Plausibility Check: Can Jerusalem Be a Republic?

When the crusaders first captured Jerusalem, there was some confusion as to whether it would be proper to establish anyone as king. Is it possible that instead of a kingship, a theocratic republic was established in Jerusalem?
 

Lunarwolf

Banned
Well the Kings of Jerusalem were Elected by the High Court, and were accounted only as First among Equals.

2ndly it's fundamentally impossible to have a Theocratic Republic, that's very much an either or.
 
Well the Kings of Jerusalem were Elected by the High Court, and were accounted only as First among Equals.

2ndly it's fundamentally impossible to have a Theocratic Republic, that's very much an either or.
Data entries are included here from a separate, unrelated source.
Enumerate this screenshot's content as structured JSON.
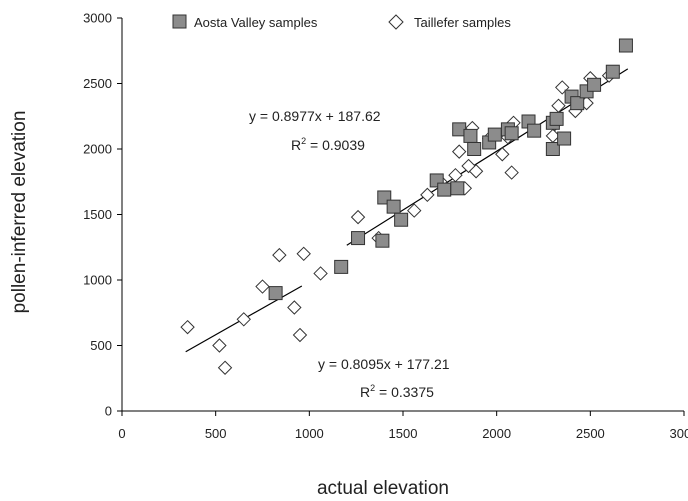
{
  "chart_data": {
    "type": "scatter",
    "xlabel": "actual elevation",
    "ylabel": "pollen-inferred elevation",
    "xlim": [
      0,
      3000
    ],
    "ylim": [
      0,
      3000
    ],
    "x_ticks": [
      0,
      500,
      1000,
      1500,
      2000,
      2500,
      3000
    ],
    "y_ticks": [
      0,
      500,
      1000,
      1500,
      2000,
      2500,
      3000
    ],
    "grid": false,
    "legend_position": "top",
    "series": [
      {
        "name": "Aosta Valley samples",
        "marker": "square",
        "color": "#8c8c8c",
        "points": [
          [
            820,
            900
          ],
          [
            1170,
            1100
          ],
          [
            1260,
            1320
          ],
          [
            1390,
            1300
          ],
          [
            1400,
            1630
          ],
          [
            1450,
            1560
          ],
          [
            1490,
            1460
          ],
          [
            1680,
            1760
          ],
          [
            1720,
            1690
          ],
          [
            1790,
            1700
          ],
          [
            1800,
            2150
          ],
          [
            1860,
            2100
          ],
          [
            1880,
            2000
          ],
          [
            1960,
            2050
          ],
          [
            1990,
            2110
          ],
          [
            2060,
            2150
          ],
          [
            2080,
            2120
          ],
          [
            2170,
            2210
          ],
          [
            2200,
            2140
          ],
          [
            2300,
            2200
          ],
          [
            2300,
            2000
          ],
          [
            2320,
            2230
          ],
          [
            2360,
            2080
          ],
          [
            2400,
            2400
          ],
          [
            2430,
            2350
          ],
          [
            2480,
            2440
          ],
          [
            2520,
            2490
          ],
          [
            2620,
            2590
          ],
          [
            2690,
            2790
          ]
        ]
      },
      {
        "name": "Taillefer samples",
        "marker": "diamond",
        "color": "#ffffff",
        "points": [
          [
            350,
            640
          ],
          [
            520,
            500
          ],
          [
            550,
            330
          ],
          [
            650,
            700
          ],
          [
            750,
            950
          ],
          [
            840,
            1190
          ],
          [
            920,
            790
          ],
          [
            950,
            580
          ],
          [
            970,
            1200
          ],
          [
            1060,
            1050
          ],
          [
            1260,
            1480
          ],
          [
            1370,
            1320
          ],
          [
            1560,
            1530
          ],
          [
            1630,
            1650
          ],
          [
            1700,
            1750
          ],
          [
            1780,
            1800
          ],
          [
            1800,
            1980
          ],
          [
            1830,
            1700
          ],
          [
            1850,
            1870
          ],
          [
            1870,
            2160
          ],
          [
            1890,
            1830
          ],
          [
            1960,
            2080
          ],
          [
            2030,
            1960
          ],
          [
            2060,
            2090
          ],
          [
            2080,
            1820
          ],
          [
            2090,
            2200
          ],
          [
            2300,
            2100
          ],
          [
            2310,
            2190
          ],
          [
            2330,
            2330
          ],
          [
            2350,
            2470
          ],
          [
            2420,
            2290
          ],
          [
            2480,
            2350
          ],
          [
            2500,
            2540
          ],
          [
            2600,
            2560
          ]
        ]
      }
    ],
    "trendlines": [
      {
        "slope": 0.8977,
        "intercept": 187.62,
        "x_range": [
          1200,
          2700
        ],
        "equation": "y = 0.8977x + 187.62",
        "r2_prefix": "R",
        "r2_value": " = 0.9039"
      },
      {
        "slope": 0.8095,
        "intercept": 177.21,
        "x_range": [
          340,
          960
        ],
        "equation": "y = 0.8095x + 177.21",
        "r2_prefix": "R",
        "r2_value": " = 0.3375"
      }
    ]
  }
}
You could totally have a theocratic republic, in this case I'd propose a situation where the patriarch of Jerusalem, in this case the head of government, would be elected by the parish priests and monastic knights, who then form a sort of legislative body that meets for lets say the summer (with the possibility of an extraordinary congress in case of a crisis) in the city of Jerusalem to preside over the laws of the republic and check the authority of the patriarch. I mean it's not a very ideologically republican construct, but that would be a republican government ruled as a theocracy.
 
When the crusaders first captured Jerusalem, there was some confusion as to whether it would be proper to establish anyone as king. Is it possible that instead of a kingship, a theocratic republic was established in Jerusalem?

I mean I'd say it's possible, but it's probably going to be a problem for it to be republican in structure. Instead you'd probably see a sovereign bishopric like exists in the holy roman empire, where the archbishop of Jerusalem is temporal ruler over the kingdom of Jerusalem.
 

Lunarwolf

Banned
interestingly a Roman Catholic Patriarch of Jerusalem would pose the lovely theological issue of, presumably the greeks asking, "why exactly did you cut off contact with us if your still gonna go for the Pentarchal structure".

Technically Islamic Republics in almost all cases aren't theocratic, much like how Israel isn't run by Rabbi's even though it's a Jewish State.

Iran, well together with the Vatican and the Tibetan Government in Exile, are very much the only actual theocracies.

Even then Iran is Elective, to a point.

The Vatican is an Elective Monarchy, and Tibetan GiE is a Reincarnatic Theocratic Monarchy.
 
interestingly a Roman Catholic Patriarch of Jerusalem would pose the lovely theological issue of, presumably the greeks asking, "why exactly did you cut off contact with us if your still gonna go for the Pentarchal structure".

That actually does exist in real life, differentiated from the Orthodox Patriarch as the Latin Patriarch of Jerusalem, and established in the first crusade. And the lack of modern theocratic states does not make the existence of a theocratic republic impossible. As I said, any system where the church hierarchy is the dominant part of the state aparatus, and where the church hierarchy is elected could qualify.